In a performance marketing-driven market, however, that Coke analogy doesn’t fit perfectly. 

It certainly holds true for the biggest games like Candy Crush or Royal Match that actually have a brand identity. But not so much for a game like Pixel Flow that has just been out for 6 months.

Royal Kingdom's past and future

Royal Kingdom finished 2025 with over $300M in revenue and is making $30M-plus per month in 2026. The celebrity campaign, including names such as LeBron James, Kevin Hart, and Jimmy Fallon, drove a visible downloads spike that is still paying dividends. The game jumped from eighth to fourth in top-grossing Match-3 globally.
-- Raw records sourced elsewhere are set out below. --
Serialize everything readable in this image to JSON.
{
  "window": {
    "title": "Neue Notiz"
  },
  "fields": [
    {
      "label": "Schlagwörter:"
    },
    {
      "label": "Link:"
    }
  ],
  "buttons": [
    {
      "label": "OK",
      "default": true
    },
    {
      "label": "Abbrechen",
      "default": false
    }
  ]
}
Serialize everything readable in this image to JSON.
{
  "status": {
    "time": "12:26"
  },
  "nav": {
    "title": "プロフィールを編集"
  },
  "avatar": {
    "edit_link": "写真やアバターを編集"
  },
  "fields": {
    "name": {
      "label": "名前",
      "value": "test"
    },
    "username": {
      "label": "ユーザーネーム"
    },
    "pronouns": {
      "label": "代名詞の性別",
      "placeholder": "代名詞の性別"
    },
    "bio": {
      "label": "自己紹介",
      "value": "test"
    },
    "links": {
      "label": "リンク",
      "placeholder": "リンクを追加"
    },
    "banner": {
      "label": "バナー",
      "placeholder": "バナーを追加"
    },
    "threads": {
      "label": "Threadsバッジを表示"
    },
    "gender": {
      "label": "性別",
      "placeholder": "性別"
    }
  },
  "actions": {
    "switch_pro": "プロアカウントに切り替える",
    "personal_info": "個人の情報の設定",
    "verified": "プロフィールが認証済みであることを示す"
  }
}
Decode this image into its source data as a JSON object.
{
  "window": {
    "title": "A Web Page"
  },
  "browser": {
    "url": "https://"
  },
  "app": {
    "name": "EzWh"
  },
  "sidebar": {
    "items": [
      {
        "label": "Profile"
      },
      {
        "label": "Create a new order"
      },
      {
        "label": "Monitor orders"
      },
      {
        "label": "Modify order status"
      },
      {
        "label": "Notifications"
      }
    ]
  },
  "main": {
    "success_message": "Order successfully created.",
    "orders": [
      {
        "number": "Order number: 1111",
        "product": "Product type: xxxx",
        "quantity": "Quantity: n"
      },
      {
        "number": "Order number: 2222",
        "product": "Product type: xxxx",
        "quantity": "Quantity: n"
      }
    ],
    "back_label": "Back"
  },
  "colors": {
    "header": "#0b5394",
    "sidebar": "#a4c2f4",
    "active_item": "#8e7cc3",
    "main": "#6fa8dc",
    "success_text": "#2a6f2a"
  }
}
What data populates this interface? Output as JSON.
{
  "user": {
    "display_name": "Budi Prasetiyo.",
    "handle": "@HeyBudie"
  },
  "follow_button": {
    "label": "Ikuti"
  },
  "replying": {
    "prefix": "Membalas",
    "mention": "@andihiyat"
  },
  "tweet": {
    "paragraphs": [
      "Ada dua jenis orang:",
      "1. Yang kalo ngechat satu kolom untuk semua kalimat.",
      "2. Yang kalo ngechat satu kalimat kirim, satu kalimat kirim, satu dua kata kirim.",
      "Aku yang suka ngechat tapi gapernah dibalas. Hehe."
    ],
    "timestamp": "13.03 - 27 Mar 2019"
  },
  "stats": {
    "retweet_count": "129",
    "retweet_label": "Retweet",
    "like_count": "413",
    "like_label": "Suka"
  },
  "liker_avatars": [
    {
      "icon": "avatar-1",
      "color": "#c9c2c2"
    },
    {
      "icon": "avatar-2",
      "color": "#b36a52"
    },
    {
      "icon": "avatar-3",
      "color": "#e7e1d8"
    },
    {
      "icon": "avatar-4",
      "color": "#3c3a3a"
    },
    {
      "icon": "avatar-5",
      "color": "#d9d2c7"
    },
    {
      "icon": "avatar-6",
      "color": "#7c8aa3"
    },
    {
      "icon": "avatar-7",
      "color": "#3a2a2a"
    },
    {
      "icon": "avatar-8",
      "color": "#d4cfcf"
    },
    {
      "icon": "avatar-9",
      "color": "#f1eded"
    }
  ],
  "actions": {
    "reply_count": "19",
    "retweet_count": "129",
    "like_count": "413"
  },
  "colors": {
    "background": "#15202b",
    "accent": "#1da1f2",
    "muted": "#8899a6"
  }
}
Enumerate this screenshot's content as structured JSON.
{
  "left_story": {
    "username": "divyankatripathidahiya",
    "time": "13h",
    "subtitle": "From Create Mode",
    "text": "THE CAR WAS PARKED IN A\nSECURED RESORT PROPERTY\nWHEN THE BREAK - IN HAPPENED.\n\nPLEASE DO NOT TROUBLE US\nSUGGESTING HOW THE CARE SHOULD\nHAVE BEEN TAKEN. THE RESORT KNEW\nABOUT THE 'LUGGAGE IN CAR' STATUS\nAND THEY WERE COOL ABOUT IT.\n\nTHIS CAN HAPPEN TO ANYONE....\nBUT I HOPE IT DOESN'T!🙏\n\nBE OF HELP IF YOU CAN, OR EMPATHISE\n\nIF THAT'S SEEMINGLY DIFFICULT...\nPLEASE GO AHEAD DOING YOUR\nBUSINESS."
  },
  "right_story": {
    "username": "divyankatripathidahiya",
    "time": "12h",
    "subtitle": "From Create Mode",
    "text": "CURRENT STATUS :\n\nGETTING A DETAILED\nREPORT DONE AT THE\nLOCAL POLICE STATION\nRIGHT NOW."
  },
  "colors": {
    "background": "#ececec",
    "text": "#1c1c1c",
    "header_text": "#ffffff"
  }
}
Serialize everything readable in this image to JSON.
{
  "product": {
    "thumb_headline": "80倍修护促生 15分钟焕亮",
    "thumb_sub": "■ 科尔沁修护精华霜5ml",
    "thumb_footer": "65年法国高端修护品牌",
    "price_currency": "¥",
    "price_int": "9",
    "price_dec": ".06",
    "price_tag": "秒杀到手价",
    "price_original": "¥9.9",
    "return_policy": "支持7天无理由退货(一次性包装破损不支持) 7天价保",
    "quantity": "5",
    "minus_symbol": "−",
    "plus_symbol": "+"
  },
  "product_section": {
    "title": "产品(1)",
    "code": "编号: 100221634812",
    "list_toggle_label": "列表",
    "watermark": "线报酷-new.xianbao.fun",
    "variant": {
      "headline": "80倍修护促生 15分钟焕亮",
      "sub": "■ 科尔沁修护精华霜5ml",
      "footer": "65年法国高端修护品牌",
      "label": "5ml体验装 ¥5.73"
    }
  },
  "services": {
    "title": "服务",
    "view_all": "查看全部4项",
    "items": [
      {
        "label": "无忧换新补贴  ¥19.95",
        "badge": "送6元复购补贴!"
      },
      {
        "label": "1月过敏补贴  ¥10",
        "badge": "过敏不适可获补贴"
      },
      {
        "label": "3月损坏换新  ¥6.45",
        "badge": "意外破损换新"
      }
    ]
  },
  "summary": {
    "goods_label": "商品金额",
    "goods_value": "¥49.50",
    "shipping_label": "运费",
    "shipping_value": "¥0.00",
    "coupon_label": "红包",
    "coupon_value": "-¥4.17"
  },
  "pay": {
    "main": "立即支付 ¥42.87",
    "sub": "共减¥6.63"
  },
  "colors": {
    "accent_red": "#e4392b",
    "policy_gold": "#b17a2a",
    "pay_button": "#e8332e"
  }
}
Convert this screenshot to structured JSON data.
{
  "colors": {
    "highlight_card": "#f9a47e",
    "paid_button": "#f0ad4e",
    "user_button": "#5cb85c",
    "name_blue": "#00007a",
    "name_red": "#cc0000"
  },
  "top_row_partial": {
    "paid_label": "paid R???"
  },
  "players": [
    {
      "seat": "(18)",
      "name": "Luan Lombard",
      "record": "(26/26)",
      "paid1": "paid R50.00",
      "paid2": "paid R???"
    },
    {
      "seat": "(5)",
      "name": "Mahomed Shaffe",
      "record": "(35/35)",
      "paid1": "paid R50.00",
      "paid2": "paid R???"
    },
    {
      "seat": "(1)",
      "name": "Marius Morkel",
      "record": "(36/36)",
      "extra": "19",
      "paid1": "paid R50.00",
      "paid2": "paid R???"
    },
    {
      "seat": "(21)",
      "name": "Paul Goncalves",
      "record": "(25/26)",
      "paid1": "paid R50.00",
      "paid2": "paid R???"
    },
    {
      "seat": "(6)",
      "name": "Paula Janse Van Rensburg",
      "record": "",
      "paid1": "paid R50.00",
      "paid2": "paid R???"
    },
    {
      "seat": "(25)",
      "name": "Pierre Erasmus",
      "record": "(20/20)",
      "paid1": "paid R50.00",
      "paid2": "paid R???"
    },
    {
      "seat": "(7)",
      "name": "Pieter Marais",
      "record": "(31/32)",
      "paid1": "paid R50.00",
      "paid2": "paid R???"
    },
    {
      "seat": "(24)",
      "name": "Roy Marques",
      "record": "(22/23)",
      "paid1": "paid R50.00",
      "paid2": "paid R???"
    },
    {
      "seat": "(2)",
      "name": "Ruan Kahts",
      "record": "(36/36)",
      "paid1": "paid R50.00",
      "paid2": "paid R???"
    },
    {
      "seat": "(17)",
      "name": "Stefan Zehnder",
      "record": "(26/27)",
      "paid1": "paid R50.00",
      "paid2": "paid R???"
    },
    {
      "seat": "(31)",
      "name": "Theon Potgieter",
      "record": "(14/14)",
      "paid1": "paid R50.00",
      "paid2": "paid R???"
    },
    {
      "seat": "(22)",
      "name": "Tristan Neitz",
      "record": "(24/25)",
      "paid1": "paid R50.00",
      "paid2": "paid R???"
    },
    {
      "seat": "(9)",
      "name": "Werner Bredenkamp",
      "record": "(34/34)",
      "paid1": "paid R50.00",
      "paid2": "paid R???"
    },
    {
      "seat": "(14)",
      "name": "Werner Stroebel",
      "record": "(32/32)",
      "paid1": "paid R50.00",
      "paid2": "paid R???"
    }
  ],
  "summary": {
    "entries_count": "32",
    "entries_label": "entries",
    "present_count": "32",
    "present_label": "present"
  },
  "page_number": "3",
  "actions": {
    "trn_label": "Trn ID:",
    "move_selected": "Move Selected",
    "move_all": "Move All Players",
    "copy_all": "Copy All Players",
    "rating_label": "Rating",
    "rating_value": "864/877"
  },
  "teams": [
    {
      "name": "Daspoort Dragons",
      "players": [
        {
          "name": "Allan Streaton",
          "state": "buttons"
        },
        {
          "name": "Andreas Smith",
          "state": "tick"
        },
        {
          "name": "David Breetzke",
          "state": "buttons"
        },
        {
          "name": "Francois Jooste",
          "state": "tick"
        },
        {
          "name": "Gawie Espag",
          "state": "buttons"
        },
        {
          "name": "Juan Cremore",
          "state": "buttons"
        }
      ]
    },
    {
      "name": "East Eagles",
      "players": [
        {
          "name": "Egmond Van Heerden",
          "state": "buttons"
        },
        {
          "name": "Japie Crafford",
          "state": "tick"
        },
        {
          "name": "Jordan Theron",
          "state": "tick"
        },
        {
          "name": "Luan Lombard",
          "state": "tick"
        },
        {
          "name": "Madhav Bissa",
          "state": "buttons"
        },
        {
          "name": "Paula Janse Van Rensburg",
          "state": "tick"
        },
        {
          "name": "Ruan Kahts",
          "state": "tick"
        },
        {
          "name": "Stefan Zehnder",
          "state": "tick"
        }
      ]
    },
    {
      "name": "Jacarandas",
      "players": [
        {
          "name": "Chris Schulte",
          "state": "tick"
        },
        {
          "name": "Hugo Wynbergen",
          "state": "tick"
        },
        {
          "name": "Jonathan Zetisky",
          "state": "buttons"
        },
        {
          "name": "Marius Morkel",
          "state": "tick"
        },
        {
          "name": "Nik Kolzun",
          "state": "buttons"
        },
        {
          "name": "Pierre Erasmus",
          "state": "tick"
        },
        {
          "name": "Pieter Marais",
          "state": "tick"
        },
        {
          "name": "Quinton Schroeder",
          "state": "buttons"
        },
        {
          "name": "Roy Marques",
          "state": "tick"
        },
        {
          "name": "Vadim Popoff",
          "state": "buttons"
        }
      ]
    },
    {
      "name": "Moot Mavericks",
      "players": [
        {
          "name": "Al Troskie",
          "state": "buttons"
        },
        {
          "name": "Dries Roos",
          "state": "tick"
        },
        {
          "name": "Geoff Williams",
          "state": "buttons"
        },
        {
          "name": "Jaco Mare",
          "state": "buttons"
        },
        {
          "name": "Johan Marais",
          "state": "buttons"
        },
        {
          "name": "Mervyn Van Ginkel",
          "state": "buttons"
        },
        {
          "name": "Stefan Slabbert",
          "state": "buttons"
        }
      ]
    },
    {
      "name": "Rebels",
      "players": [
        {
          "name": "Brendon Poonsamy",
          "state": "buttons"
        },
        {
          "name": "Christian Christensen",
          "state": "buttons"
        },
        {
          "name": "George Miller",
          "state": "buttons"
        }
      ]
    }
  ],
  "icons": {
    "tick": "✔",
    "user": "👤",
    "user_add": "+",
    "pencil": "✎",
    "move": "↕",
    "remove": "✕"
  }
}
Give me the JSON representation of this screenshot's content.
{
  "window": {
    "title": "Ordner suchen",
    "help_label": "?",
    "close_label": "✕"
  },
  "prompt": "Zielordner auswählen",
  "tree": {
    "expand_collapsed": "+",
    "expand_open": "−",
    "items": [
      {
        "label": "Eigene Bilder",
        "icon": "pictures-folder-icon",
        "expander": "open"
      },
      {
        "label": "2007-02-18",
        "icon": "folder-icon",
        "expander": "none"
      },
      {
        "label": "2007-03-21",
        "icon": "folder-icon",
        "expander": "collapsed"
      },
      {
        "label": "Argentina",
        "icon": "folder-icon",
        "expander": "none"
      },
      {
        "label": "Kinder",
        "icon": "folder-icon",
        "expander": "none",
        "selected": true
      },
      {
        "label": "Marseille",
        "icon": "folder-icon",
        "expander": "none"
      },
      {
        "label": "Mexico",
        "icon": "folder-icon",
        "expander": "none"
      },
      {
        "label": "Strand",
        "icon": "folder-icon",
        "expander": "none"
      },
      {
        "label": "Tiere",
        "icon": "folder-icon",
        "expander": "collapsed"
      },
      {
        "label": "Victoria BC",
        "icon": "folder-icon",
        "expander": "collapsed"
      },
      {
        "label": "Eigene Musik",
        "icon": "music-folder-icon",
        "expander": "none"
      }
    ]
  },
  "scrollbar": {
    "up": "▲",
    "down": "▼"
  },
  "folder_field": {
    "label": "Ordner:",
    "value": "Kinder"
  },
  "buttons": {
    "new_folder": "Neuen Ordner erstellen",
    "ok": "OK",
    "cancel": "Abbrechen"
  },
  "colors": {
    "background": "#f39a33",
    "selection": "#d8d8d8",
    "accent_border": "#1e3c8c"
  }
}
The numbers tell a different story when you dive deeper. Royal Match sits at $45 per download in the US, while Royal Kingdom is at $12. Of course, these are two games at different points in their journey, but that gap is not a content gap. It is a retention and monetization efficiency gap that a celebrity campaign cannot close.

The harder question is cannibalization. Royal Match's most engaged players are the most likely Royal Kingdom players. If those players are generating $12 in Royal Kingdom instead of $45 in Royal Match, Dream's portfolio is not growing. It is redistributing from a higher-value product to a lower-value one.  Then again, there’s nothing new here. Clash Royale revenue per download is smaller than that of Clash of Clans. The same applies to every subsequent Candy Crush iteration. 

Talking about Candy Crush. It’s not just a game. It’s a cultural reference. Royal Match is becoming one. Royal Kingdom is still in the phase where spending drives the number. When the spending slows down, what the game earns on its own will matter a lot more than it does today.